1. Adrian Locke, ‘The other side of the easel: Rita Angus and other women artists on the edge,’ in Lizzie Bisley (ed), Rita Angus: New Zealand modernist/He ringatoi hou o Aotearoa, Te Papa Press, 2021, p. 62. 
2. Quoted in Kaleidoscope, Television New Zealand, 1983.
3. Frontseat, Television New Zealand, 2006.
4. Letter to Douglas Lilburn, 29 December 1945. Alexander Turnbull Library, MS-Papers-7623-59.
5. Flood, Hawke’s Bay (1955), oil on canvas, 452 x 485mm, Museum of New Zealand Te Papa Tongarewa; 
Flood, Hawke’s Bay (c.1955-56), oil on canvas, 413 x 350 mm, Wallace Arts Trust.

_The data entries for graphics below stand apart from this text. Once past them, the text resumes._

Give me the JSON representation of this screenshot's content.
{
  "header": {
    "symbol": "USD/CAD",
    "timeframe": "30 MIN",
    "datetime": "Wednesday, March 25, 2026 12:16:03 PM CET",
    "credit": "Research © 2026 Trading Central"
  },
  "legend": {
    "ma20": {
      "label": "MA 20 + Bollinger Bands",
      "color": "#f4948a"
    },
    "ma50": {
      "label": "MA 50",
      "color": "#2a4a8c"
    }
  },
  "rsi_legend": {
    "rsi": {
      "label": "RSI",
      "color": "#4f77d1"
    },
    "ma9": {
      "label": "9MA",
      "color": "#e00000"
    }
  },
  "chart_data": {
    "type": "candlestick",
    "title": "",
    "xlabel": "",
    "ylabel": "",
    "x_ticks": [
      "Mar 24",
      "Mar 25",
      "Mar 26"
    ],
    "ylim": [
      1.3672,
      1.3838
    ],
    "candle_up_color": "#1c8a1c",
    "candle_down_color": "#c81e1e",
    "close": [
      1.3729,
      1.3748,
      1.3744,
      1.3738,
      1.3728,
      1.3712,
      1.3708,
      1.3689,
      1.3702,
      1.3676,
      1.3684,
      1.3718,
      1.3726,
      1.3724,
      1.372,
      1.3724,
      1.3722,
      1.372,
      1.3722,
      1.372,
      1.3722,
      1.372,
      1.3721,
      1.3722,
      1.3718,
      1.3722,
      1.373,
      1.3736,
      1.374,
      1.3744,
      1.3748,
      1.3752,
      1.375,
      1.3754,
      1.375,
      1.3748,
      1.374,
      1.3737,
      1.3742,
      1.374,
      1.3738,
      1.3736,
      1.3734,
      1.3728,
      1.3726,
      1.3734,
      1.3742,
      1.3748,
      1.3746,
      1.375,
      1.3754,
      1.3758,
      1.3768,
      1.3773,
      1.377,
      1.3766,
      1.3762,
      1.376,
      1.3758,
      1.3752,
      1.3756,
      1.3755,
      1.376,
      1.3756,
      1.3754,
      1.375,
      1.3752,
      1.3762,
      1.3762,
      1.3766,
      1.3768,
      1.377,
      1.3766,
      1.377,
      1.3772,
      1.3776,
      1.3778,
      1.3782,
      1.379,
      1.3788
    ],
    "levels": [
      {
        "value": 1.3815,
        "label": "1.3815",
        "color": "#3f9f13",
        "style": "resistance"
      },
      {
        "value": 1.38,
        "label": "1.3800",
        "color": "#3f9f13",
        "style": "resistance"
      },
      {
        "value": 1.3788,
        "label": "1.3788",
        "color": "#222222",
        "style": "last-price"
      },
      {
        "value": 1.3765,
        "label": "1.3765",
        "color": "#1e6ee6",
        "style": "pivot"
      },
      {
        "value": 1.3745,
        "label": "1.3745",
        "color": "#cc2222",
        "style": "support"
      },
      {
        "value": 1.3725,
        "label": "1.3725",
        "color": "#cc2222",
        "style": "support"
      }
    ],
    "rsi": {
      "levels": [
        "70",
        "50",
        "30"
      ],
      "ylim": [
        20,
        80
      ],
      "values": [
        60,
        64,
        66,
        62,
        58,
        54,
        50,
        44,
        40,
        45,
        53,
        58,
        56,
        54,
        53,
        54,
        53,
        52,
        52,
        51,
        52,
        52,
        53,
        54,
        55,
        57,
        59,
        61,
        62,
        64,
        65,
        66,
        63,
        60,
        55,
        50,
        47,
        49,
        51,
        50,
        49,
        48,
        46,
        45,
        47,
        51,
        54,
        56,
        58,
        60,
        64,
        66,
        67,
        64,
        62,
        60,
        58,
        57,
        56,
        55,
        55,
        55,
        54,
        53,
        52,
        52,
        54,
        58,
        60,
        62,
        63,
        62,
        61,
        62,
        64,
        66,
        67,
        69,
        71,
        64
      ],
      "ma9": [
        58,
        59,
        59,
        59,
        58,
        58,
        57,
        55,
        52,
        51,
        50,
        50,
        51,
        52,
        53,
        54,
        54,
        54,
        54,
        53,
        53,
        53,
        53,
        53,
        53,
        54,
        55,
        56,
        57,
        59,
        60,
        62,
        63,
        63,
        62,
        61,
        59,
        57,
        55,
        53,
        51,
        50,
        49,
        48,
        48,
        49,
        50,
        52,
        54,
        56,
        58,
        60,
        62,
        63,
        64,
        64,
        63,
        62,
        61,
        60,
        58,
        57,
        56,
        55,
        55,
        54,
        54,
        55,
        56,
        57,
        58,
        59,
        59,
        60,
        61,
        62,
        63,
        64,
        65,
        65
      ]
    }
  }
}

6. The archive of The Group is held at Christchurch Art Gallery (https://christchurchartgallery.org.nz/media/uploads/2010_07/The_Group.pdf), but the records for 1957 
are minimal. Angus’s papers at the Alexander Turnbull Library contain some receipts (see MS-Papers 1399-3/5; 
3/7; 2/3/1-4; and 2/3/5-10), but again the documentation is incomplete.

JILL TREVELYAN


Jill Trevelyan is a Wellington art historian and curator. She is the author of the highly acclaimed biography, Rita Angus: An Artist’s Life (Te Papa Press, Wellington, 2008), which won the Non Fiction Award at the Montana New Zealand Book Awards in 2009, and was reprinted in the context of the recent Rita Angus exhibition held at the Museum of New Zealand Te Papa Tongarewa, Wellington. She also contributed to the catalogue accompanying that exhibition, Rita Angus: A New Zealand Modernist – He Ringatoi Hou o Aotearoa (Te Papa Press, Wellington, 2021), and is the co-author of Rita Angus: Live to Paint & Paint to Live (Random House, Wellington, 2001).